The Daily Express has been forced to publish a correction after the press watchdog ruled an opinion piece advocating that Britain should leave the EU distorted migration figures.
Jonathan Portes, a research fellow at the National Institute of Economic and Social Research, complained to IPSO that the Daily Express had breached Clause 1 (Accuracy) of the Editors’ Code of Practice in an article headlined “Europe’s leaders have no plan to cut immigration”, published on 18 January 2016.
The article said there was “an annual tidal wave of 228,000 non EU migrants who use European passports to gain access to Britain”.
The complainant said it was inaccurate to report that 228,000 EU citizens born outside of the EU gained access to Britain on an annual basis; he said the total number of non EU migrants coming to Britain annually-the vast majority of whom do not have EU passports- was only around 300,000.
The Daily Express accepted it had got the figures wrong, saying they had been taken from a report in another newspaper which had referred to Office of National Statistics (ONS) figures which had been misread.

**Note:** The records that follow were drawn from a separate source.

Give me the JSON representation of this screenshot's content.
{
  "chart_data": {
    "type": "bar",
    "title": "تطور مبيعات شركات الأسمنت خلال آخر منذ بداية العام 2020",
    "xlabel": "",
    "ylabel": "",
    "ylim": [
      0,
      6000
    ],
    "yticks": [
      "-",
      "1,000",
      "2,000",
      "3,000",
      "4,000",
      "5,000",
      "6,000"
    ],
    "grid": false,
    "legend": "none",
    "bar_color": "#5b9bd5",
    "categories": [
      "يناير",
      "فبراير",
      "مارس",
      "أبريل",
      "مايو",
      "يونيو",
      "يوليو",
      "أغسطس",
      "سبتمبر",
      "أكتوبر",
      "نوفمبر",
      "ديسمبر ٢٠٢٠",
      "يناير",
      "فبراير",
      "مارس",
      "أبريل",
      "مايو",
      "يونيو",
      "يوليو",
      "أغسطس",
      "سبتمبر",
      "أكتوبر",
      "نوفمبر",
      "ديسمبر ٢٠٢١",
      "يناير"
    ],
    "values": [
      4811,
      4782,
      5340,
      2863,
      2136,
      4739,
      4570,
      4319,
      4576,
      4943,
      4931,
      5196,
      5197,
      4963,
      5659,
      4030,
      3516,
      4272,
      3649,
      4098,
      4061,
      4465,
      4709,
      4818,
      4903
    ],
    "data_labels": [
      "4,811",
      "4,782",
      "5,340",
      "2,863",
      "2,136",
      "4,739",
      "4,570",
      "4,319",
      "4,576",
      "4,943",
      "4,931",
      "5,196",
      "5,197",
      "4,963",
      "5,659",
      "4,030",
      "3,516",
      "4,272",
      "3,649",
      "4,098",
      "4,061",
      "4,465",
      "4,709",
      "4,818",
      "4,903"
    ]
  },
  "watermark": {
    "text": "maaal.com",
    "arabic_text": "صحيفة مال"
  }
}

The article was corrected online but the complainant said the correction was unclear.
IPSO ruled against the Daily Express. It said the “error which lead to the statistic being incorrectly reported represented a failure to take care not to publish misleading information in breach of Clause 1” of the Editors Code.
The Daily Express was told to publish a correction in the newspaper.
The ruling marks the second time within six months that Portes has won out against the Daily Express.
In December last year, the paper was forced to admit a story in which it claimed the English language was was dying out in schools was inaccurate, after a complaint from Portes.